In the first of a regular series, Steve Thackeray rounds up some recent activity involving our Lake Ecosystems group...
At the start of 2018 I resolved to do more blogging about my science, and that of our lakes group based at CEH's Lancaster site. Somewhat typically, like all good resolutions, it’s taken me this long to do something about it! So, here we go: this is the first of a (planned) series of updates on the lake ecology work that we are doing in Lancaster, in collaboration with colleagues across CEH and beyond. I’m not aiming to be exhaustive, rather to give a taster of the range of activities that we are currently involved in, and of recent news. I hope you find this interesting, and please do get in touch if you have questions about any of the stories I mention here!
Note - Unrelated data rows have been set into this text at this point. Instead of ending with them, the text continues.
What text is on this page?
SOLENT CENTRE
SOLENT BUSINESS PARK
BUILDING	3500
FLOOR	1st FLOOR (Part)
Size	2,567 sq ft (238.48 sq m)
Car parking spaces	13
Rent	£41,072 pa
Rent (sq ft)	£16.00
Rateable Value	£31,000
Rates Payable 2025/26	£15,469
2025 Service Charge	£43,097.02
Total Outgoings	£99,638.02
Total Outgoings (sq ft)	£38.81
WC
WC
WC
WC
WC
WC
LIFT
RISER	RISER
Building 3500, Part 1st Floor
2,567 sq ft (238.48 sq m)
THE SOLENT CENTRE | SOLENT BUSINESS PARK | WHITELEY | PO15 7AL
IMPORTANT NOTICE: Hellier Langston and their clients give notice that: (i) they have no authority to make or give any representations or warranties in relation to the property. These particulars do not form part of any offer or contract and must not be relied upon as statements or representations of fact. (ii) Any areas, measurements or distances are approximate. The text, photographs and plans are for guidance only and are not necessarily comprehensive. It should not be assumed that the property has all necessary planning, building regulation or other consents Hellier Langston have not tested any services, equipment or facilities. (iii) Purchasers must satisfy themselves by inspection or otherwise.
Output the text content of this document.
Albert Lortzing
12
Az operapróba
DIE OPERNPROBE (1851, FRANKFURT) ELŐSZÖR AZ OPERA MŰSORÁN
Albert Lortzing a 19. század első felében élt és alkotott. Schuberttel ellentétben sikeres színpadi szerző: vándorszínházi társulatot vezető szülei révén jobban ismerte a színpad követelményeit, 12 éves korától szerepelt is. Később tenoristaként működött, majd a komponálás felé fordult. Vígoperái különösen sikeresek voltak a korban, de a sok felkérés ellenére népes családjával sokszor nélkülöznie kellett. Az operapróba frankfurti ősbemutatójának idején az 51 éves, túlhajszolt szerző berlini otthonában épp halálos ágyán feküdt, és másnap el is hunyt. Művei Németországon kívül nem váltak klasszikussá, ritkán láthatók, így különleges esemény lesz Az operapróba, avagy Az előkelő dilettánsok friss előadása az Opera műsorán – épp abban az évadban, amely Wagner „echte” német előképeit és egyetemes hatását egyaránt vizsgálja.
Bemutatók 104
Long-term research in the English Lake District
We continue to gather essential environmental data from a number of lakes in Cumbria, as part of the CEH long-term monitoring project. These data provide immensely valuable information on the current state of these ecosystems, and the pressures they face. This year, due to funding challenges, we had to remove one of our automatic monitoring buoys from Bassenthwaite Lake and also had to cease some of our fortnightly in situ monitoring. We continue to strive to maintain our remaining monitoring activity in Cumbria, despite these challenges, and are grateful to Natural England for their financial contribution to the work this year. We are working with our stakeholder community to try to ensure longer-term security for our long-term research in this newly-awarded World Heritage landscape.
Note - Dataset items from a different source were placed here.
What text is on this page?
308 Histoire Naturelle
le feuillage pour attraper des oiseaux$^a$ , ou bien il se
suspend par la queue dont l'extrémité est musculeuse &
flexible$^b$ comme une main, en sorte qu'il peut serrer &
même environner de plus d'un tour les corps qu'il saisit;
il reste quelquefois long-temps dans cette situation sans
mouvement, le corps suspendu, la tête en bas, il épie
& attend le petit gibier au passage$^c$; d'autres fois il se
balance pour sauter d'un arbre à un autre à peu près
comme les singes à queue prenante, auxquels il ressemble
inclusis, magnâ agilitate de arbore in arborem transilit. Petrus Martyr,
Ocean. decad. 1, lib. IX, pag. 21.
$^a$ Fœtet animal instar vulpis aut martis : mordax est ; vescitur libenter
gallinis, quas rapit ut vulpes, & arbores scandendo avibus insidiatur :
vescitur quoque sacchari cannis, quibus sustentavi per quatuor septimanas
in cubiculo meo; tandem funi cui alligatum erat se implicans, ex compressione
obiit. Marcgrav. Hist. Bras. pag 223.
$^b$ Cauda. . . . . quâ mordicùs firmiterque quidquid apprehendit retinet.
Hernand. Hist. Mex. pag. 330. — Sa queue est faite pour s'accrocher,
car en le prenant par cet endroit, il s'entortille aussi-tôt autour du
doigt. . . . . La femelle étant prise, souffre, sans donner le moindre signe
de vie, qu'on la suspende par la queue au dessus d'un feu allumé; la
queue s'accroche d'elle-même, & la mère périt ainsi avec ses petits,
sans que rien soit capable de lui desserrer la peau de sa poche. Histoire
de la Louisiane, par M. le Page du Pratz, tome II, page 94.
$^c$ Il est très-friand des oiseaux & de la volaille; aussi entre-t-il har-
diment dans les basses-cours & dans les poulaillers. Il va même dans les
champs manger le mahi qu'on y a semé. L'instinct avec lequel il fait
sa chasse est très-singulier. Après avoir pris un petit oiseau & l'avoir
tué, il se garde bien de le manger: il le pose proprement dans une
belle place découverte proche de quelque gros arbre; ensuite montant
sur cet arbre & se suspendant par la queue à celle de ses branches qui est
Data collected as part of the CEH long-term monitoring project have shown that some of the UK’s most iconic lakes have been affected by the 2018 heatwave. Average surface water temperatures have been in excess of 20°C since mid-June (see this website to explore the data yourself), which could indicate that the heatwave is already having effects on our underwater wildlife and water quality. We now need to process our biological data, to see how these effects have been felt.
Microplastics in freshwaters
This month we have been collaborating with colleagues at our Wallingford site (especially Alice Horton) and at the Middle East Technical University (Meryem Beklioglu) to investigate the effects of microplastic pollution on freshwater wildlife. Heidrun Feuchtmayr has been leading our work in this area, and we look forward to updating you when the results come through!
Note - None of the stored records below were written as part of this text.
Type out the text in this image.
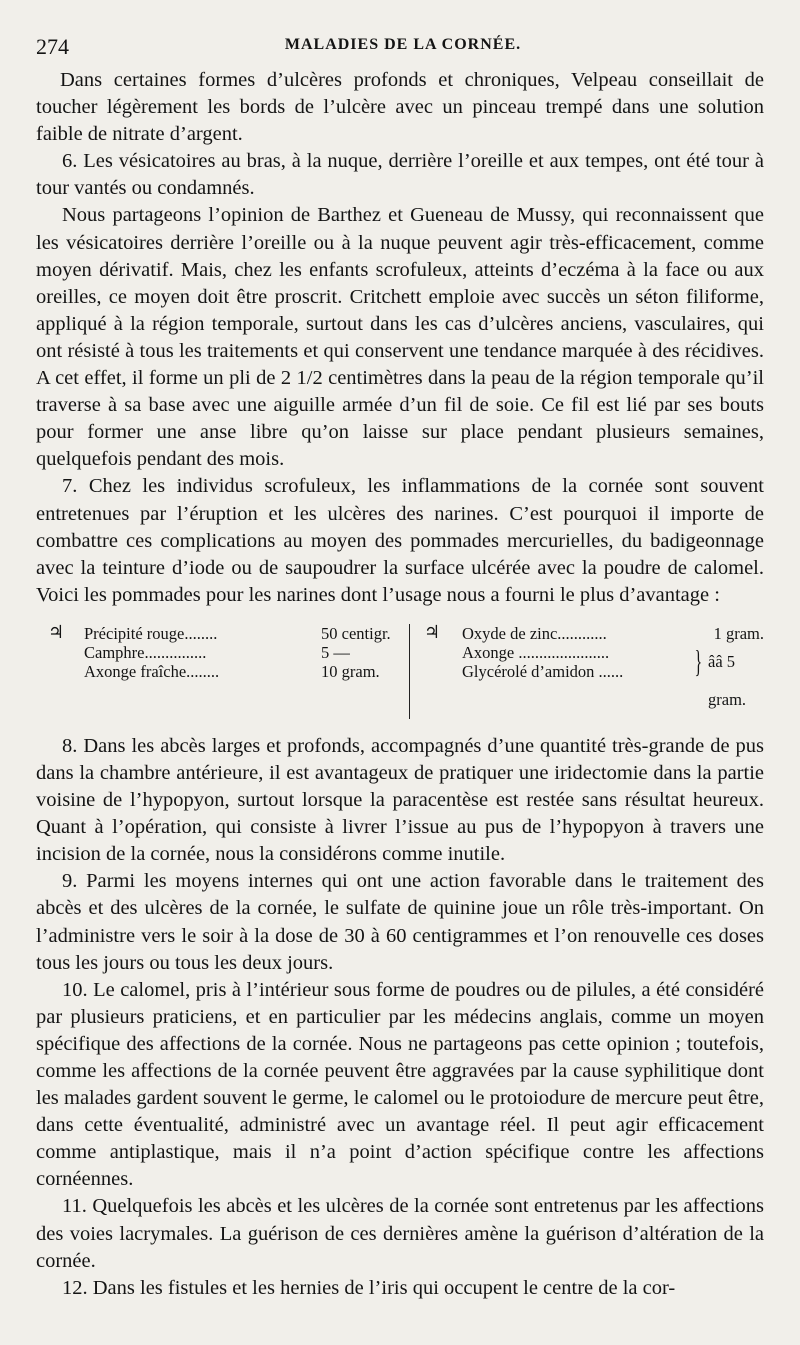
274	MALADIES DE LA CORNÉE.

Dans certaines formes d’ulcères profonds et chroniques, Velpeau conseillait de toucher légèrement les bords de l’ulcère avec un pinceau trempé dans une solution faible de nitrate d’argent.

6. Les vésicatoires au bras, à la nuque, derrière l’oreille et aux tempes, ont été tour à tour vantés ou condamnés.

Nous partageons l’opinion de Barthez et Gueneau de Mussy, qui reconnaissent que les vésicatoires derrière l’oreille ou à la nuque peuvent agir très-efficacement, comme moyen dérivatif. Mais, chez les enfants scrofuleux, atteints d’eczéma à la face ou aux oreilles, ce moyen doit être proscrit. Critchett emploie avec succès un séton filiforme, appliqué à la région temporale, surtout dans les cas d’ulcères anciens, vasculaires, qui ont résisté à tous les traitements et qui conservent une tendance marquée à des récidives. A cet effet, il forme un pli de 2 1/2 centimètres dans la peau de la région temporale qu’il traverse à sa base avec une aiguille armée d’un fil de soie. Ce fil est lié par ses bouts pour former une anse libre qu’on laisse sur place pendant plusieurs semaines, quelquefois pendant des mois.

7. Chez les individus scrofuleux, les inflammations de la cornée sont souvent entretenues par l’éruption et les ulcères des narines. C’est pourquoi il importe de combattre ces complications au moyen des pommades mercurielles, du badigeonnage avec la teinture d’iode ou de saupoudrer la surface ulcérée avec la poudre de calomel. Voici les pommades pour les narines dont l’usage nous a fourni le plus d’avantage :

♃ Précipité rouge........	50 centigr.
Camphre...............	5 —
Axonge fraîche........	10 gram.
♃ Oxyde de zinc............	1 gram.
Axonge ......................
Glycérolé d’amidon ......	} ââ 5 gram.

8. Dans les abcès larges et profonds, accompagnés d’une quantité très-grande de pus dans la chambre antérieure, il est avantageux de pratiquer une iridectomie dans la partie voisine de l’hypopyon, surtout lorsque la paracentèse est restée sans résultat heureux. Quant à l’opération, qui consiste à livrer l’issue au pus de l’hypopyon à travers une incision de la cornée, nous la considérons comme inutile.

9. Parmi les moyens internes qui ont une action favorable dans le traitement des abcès et des ulcères de la cornée, le sulfate de quinine joue un rôle très-important. On l’administre vers le soir à la dose de 30 à 60 centigrammes et l’on renouvelle ces doses tous les jours ou tous les deux jours.

10. Le calomel, pris à l’intérieur sous forme de poudres ou de pilules, a été considéré par plusieurs praticiens, et en particulier par les médecins anglais, comme un moyen spécifique des affections de la cornée. Nous ne partageons pas cette opinion ; toutefois, comme les affections de la cornée peuvent être aggravées par la cause syphilitique dont les malades gardent souvent le germe, le calomel ou le protoiodure de mercure peut être, dans cette éventualité, administré avec un avantage réel. Il peut agir efficacement comme antiplastique, mais il n’a point d’action spécifique contre les affections cornéennes.

11. Quelquefois les abcès et les ulcères de la cornée sont entretenus par les affections des voies lacrymales. La guérison de ces dernières amène la guérison d’altération de la cornée.

12. Dans les fistules et les hernies de l’iris qui occupent le centre de la cor-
— Stephen Thackeray (@SteveThackeray) July 10, 2018
Today is an another busy day for #microplastic mesocosm experimenters as it is the weekly sampling of mescosms as well as follow up #Daphnia #microplastic lab experiment thanks to @aquacosm TA accessors from USA, Serbia, Chech Rep, the UK and the Turks @LimnologyMETU1 @METU_ODTU pic.twitter.com/XHWj7KaNVU
— Meryem Beklioglu (@BekliogluMeryem) June 25, 2018
#CEHLakes student news
Our current cohort of Masters and PhD students have been busily working in office, lab and field on their respective projects. Together they are researching drivers of algal blooms, impacts of altered flushing regimes and mixing events on lake ecology, DNA-based approaches to food web analysis, and ecological effects of micoplastic pollution and floating solar initiatives. Giles Exley (@gilese68 on Twitter) recently won the prize for best Year 1 poster at the LEC Post Graduate Researcher Conference for his excellent poster on potential impacts of floating solar power installations. Well done Giles!
Two great lakes and one fine city
In mid-June, fish ecologist Ian J Winfield visited Duluth on the shore of Lake Superior, USA, to deliver a keynote talk on the cultural importance of the Windermere populations of Arctic charr, including a showing of Henry Iddon’s and Richard Berry’s gorgeous film ‘Brass, Three Down’. In early July, Ian went on to Kisumu on the Kenyan shore of Lake Victoria to plan collaborative work on fish ecology, aquaculture and fisheries management with scientists of the Kenya Marine and Fisheries Research Institute (KMFRI), before making a fleeting visit in mid-July to the fine city of Norwich to present his Honorary Secretary’s report to the Annual General Meeting of The Fisheries Society of the British Isles (FSBI) during FSBI’s 2018 Symposium on a theme of ‘The Sustainable Use and Exploitation of Fishes’.
A whirlwind of science trips to end on - we'll have more lakes news soon!